MAC: Mines and Communities

Lead poisoning strikes 84 Chinese children in Yunnan

Published by MAC on 2010-08-02
Source: Reuters

Yet another case of child lead contamination in China surfaced last week - even worse than one revealed last month:

The exact cause of the poisoning in Yunnan province hasn't yet been identified, although emissions from illegal gold smelting are cited as a possible cause.

In June this year, lead dust, associated with small scale gold mining in Nigeria, were believed to have killed and injured several hundred people, mainly small children. See:



Lead poisoning hits 84 Chinese kids near smelters


26 July 2010

BEIJING - Over 80 children in a poor corner of southwestern China have been poisoned by lead from illegal smelters, the latest in a string of heavy metal pollution cases that have made hundreds sick over the last year.
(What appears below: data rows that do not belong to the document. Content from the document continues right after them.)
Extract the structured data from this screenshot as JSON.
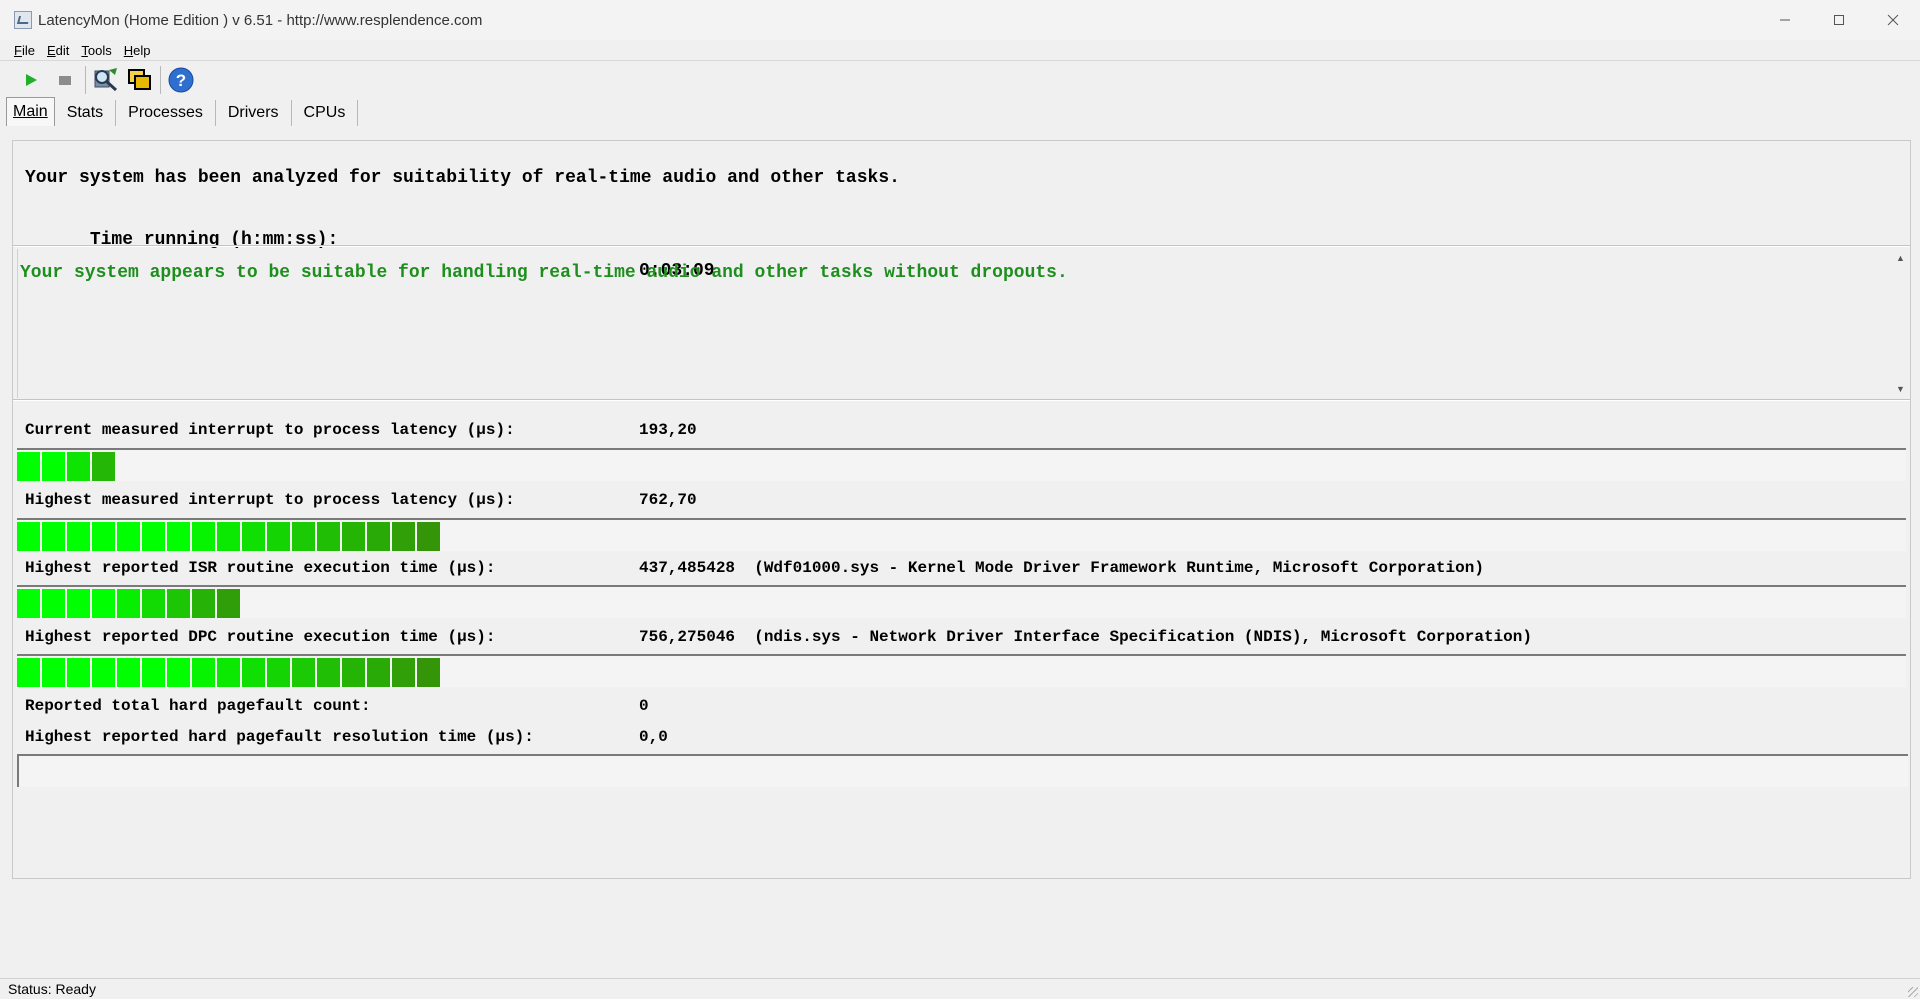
{
  "window": {
    "title": "LatencyMon  (Home Edition )  v 6.51 - http://www.resplendence.com"
  },
  "menu": [
    {
      "accel": "F",
      "rest": "ile"
    },
    {
      "accel": "E",
      "rest": "dit"
    },
    {
      "accel": "T",
      "rest": "ools"
    },
    {
      "accel": "H",
      "rest": "elp"
    }
  ],
  "toolbar": {
    "icons": [
      "play-icon",
      "stop-icon",
      "driver-search-icon",
      "cpu-windows-icon",
      "help-icon"
    ]
  },
  "tabs": [
    "Main",
    "Stats",
    "Processes",
    "Drivers",
    "CPUs"
  ],
  "summary": {
    "line1": "Your system has been analyzed for suitability of real-time audio and other tasks.",
    "time_label": "Time running (h:mm:ss):",
    "time_value": "0:03:09"
  },
  "verdict": {
    "text": "Your system appears to be suitable for handling real-time audio and other tasks without dropouts.",
    "color": "#1e8f1e"
  },
  "metrics": [
    {
      "label": "Current measured interrupt to process latency (µs):",
      "value": "193,20",
      "segments": 4
    },
    {
      "label": "Highest measured interrupt to process latency (µs):",
      "value": "762,70",
      "segments": 17
    },
    {
      "label": "Highest reported ISR routine execution time (µs):",
      "value": "437,485428  (Wdf01000.sys - Kernel Mode Driver Framework Runtime, Microsoft Corporation)",
      "segments": 9
    },
    {
      "label": "Highest reported DPC routine execution time (µs):",
      "value": "756,275046  (ndis.sys - Network Driver Interface Specification (NDIS), Microsoft Corporation)",
      "segments": 17
    },
    {
      "label": "Reported total hard pagefault count:",
      "value": "0"
    },
    {
      "label": "Highest reported hard pagefault resolution time (µs):",
      "value": "0,0",
      "segments": 0
    }
  ],
  "bar_colors": {
    "light": "#00ff00",
    "dark": "#3a8a0a"
  },
  "status": "Status: Ready"
}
Tests showed at least 84 children from Heqing county in Yunnan province had dangerously high levels of lead in their blood, an online statement issued on Sunday by the Heqing local government said (

Routine health tests in the area between July 2 and July 16 showed a cluster of 39 children under 14 with lead-poisoning, prompting further testing which revealed another 45 victims.
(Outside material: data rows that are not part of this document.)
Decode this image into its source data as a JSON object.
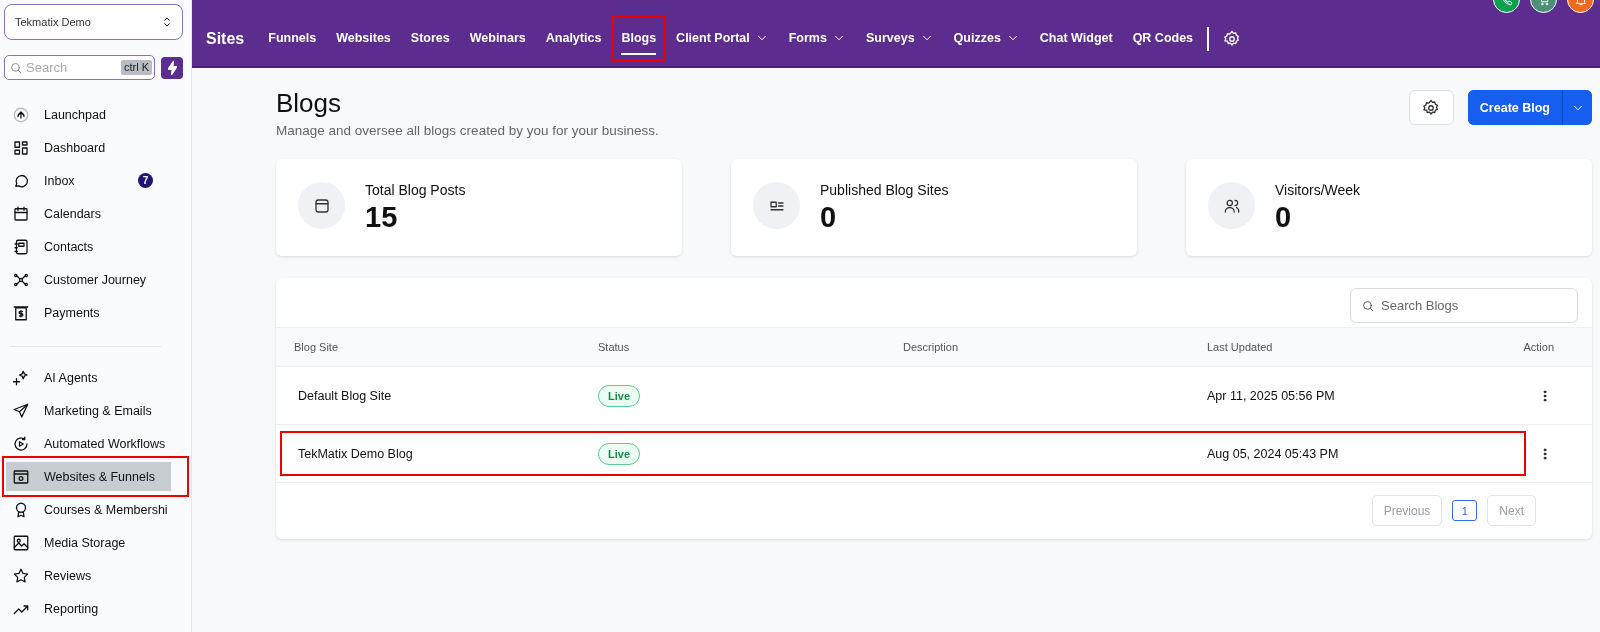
{
  "sidebar": {
    "account": "Tekmatix Demo",
    "search": {
      "placeholder": "Search",
      "shortcut": "ctrl K"
    },
    "groups": [
      [
        {
          "label": "Launchpad",
          "selected": false,
          "highlighted": false
        },
        {
          "label": "Dashboard",
          "selected": false,
          "highlighted": false
        },
        {
          "label": "Inbox",
          "selected": false,
          "highlighted": false,
          "badge": "7"
        },
        {
          "label": "Calendars",
          "selected": false,
          "highlighted": false
        },
        {
          "label": "Contacts",
          "selected": false,
          "highlighted": false
        },
        {
          "label": "Customer Journey",
          "selected": false,
          "highlighted": false
        },
        {
          "label": "Payments",
          "selected": false,
          "highlighted": false
        }
      ],
      [
        {
          "label": "AI Agents",
          "selected": false,
          "highlighted": false
        },
        {
          "label": "Marketing & Emails",
          "selected": false,
          "highlighted": false
        },
        {
          "label": "Automated Workflows",
          "selected": false,
          "highlighted": false
        },
        {
          "label": "Websites & Funnels",
          "selected": true,
          "highlighted": true
        },
        {
          "label": "Courses & Membershi",
          "selected": false,
          "highlighted": false
        },
        {
          "label": "Media Storage",
          "selected": false,
          "highlighted": false
        },
        {
          "label": "Reviews",
          "selected": false,
          "highlighted": false
        },
        {
          "label": "Reporting",
          "selected": false,
          "highlighted": false
        }
      ]
    ]
  },
  "topbar": {
    "title": "Sites",
    "tabs": [
      {
        "label": "Funnels",
        "selected": false,
        "dropdown": false,
        "highlighted": false
      },
      {
        "label": "Websites",
        "selected": false,
        "dropdown": false,
        "highlighted": false
      },
      {
        "label": "Stores",
        "selected": false,
        "dropdown": false,
        "highlighted": false
      },
      {
        "label": "Webinars",
        "selected": false,
        "dropdown": false,
        "highlighted": false
      },
      {
        "label": "Analytics",
        "selected": false,
        "dropdown": false,
        "highlighted": false
      },
      {
        "label": "Blogs",
        "selected": true,
        "dropdown": false,
        "highlighted": true
      },
      {
        "label": "Client Portal",
        "selected": false,
        "dropdown": true,
        "highlighted": false
      },
      {
        "label": "Forms",
        "selected": false,
        "dropdown": true,
        "highlighted": false
      },
      {
        "label": "Surveys",
        "selected": false,
        "dropdown": true,
        "highlighted": false
      },
      {
        "label": "Quizzes",
        "selected": false,
        "dropdown": true,
        "highlighted": false
      },
      {
        "label": "Chat Widget",
        "selected": false,
        "dropdown": false,
        "highlighted": false
      },
      {
        "label": "QR Codes",
        "selected": false,
        "dropdown": false,
        "highlighted": false
      }
    ],
    "quick_actions": [
      {
        "color": "#109e4f"
      },
      {
        "color": "#4b9178"
      },
      {
        "color": "#f26a1b"
      }
    ]
  },
  "page": {
    "title": "Blogs",
    "subtitle": "Manage and oversee all blogs created by you for your business.",
    "primary_button": "Create Blog"
  },
  "stats": [
    {
      "label": "Total Blog Posts",
      "value": "15"
    },
    {
      "label": "Published Blog Sites",
      "value": "0"
    },
    {
      "label": "Visitors/Week",
      "value": "0"
    }
  ],
  "table": {
    "search": {
      "placeholder": "Search Blogs"
    },
    "columns": [
      "Blog Site",
      "Status",
      "Description",
      "Last Updated",
      "Action"
    ],
    "rows": [
      {
        "blog_site": "Default Blog Site",
        "status": "Live",
        "last_updated": "Apr 11, 2025 05:56 PM",
        "highlighted": false
      },
      {
        "blog_site": "TekMatix Demo Blog",
        "status": "Live",
        "last_updated": "Aug 05, 2024 05:43 PM",
        "highlighted": true
      }
    ],
    "pagination": {
      "previous": "Previous",
      "pages": [
        {
          "label": "1",
          "selected": true
        }
      ],
      "next": "Next"
    }
  }
}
So far 1,600 of 2,300 villagers in the affected area have been tested, including 500 children, local website said. The number of cases is expected to increase as tests continue, it quoted county press official Zhang Qun saying.

A Heqing official confirmed by telephone that tests were still going on, but declined to give further details. The statement did not say how many children had been screened, or the ages of those who had been poisoned.

The children may have inhaled lead fumes from small-scale illegal gold smelting workshops, or been poisoned after solid waste was dumped in fields as tests show soil there had been heavily polluted, a separate statement said.

The area has a long history of lead mining, and also produces precious metals like gold and silver, reports on the website said, adding that some locals blame large smelters for the pollution rather than the small workshops.

Many small factories were shut in the 1990s because of pollution concerns, but have reopened recently because of rising metals prices, the statement said.

Lead poisoning, which often builds up slowly as a result of repeated exposure to small amounts of lead, can damage various parts of the body including the nervous and reproductive systems and the kidneys, and it can cause high blood pressure and anemia.

Lead is especially harmful to the developing brains of young children, and can cause consequences that may be irreversible including learning difficulties and behaviour problems.

China's environment ministry called in September for urgent measures to tackle heavy metal poisoning as cases of mass poisoning created widespread public anger.

Last August protesters broke into a smelting works they blamed for the lead poisoning of more than 600 children, smashing trucks and tearing down fences.

The Heqing government said it had cleared up 4,300 tonnes of smelting wastes and shut down more than 200 illegal workshops.